Improvements in racing tactics, training methods, teammates, nutrition, and your mental approach can all make you a more successful cyclist. But if you are a very highly trained professional cyclist (alreadying eating and training at the highest level possible) your maximum power output won’t change much after a young age even though your endurance can be greatly improved with additional years.

LeMond argues (and he has physiologists to back up his argument) that there should be a baseline VO2max established for every professional rider. Based on that VO2max, assuming the highest mechanical and metabolic efficiency that’s possible for humans, there would be a maximum functional threshold power (FTP) calculated for every rider in the peloton. Competitors (randomly or all of them – he doesn’t say) would have their bikes fitted with SRM power meters during race stages. Any rider who demonstrated long-term power output exceeding the theoretical maximum would be considered a doper and immediately removed from the sport for life – end of rule.

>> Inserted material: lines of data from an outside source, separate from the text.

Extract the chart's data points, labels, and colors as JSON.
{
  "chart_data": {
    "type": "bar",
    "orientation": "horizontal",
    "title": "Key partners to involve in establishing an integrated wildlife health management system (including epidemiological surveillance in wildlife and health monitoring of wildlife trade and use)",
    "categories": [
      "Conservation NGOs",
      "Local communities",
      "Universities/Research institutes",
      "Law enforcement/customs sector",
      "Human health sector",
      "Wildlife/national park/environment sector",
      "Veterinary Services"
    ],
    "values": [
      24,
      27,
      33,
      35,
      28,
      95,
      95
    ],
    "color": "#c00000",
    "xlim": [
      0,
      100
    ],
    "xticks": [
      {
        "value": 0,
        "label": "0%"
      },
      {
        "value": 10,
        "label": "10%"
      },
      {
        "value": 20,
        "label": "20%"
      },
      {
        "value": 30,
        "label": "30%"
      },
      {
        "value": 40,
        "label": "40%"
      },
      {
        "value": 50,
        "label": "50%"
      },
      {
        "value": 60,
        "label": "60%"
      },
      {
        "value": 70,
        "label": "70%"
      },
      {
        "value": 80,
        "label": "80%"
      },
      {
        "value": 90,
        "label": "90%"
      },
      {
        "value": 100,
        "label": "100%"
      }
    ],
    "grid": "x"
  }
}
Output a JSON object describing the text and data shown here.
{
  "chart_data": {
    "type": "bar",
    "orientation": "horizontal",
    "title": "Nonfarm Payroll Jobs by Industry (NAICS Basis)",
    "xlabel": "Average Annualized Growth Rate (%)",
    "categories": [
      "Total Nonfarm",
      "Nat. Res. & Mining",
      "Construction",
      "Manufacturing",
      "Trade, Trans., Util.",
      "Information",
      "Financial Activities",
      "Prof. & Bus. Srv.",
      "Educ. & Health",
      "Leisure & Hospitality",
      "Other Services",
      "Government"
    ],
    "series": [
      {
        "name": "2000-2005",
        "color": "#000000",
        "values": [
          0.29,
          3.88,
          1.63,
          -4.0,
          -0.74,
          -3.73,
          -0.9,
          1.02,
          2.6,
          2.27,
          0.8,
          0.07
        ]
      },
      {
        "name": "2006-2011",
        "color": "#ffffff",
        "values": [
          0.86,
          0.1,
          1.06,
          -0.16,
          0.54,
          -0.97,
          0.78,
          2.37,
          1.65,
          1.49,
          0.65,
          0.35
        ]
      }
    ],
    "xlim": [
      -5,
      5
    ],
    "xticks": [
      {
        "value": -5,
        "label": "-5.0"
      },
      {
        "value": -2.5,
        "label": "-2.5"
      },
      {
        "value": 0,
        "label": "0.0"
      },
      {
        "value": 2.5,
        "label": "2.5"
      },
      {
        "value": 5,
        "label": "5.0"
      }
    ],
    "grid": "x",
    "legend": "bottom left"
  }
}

LeMond says riders like Merckx and Anquetil never produced a FTP of 8 watts per kilo and doesn’t think modern riders are doing it honestly. (Van de Velde reportedly stayed with the front Tour group in the mountains in 2008 with 5.85 watts/kilo – something he’d not been able to do in the past with the same power output).

While this approach would be a very radical idea - I’m certainly not sold on it -- it’s a fascinating one. It would also be terrible for cycling and cycling fans.

Would the SRM dope dog weed out dopers of all types – I don’t see why not. But it would turn professional cycling into more of a video game than it already has become. It would be like having Johan Bruneel, Bjarne Riis, and Jonathan Vaughters sitting across the table from each other with monitors and joysticks. Dopers would shift their focus from max power output to maximum recovery ability, and the dope race would continue.

Knowing the exact FTP of every rider in the peloton and having race radios to completely control all of them would remove from cycling what magic that remains in the sport. The echoes of Anquetil and Merckx would finally and completely be dampened by technology and the modern era. Let's find another way.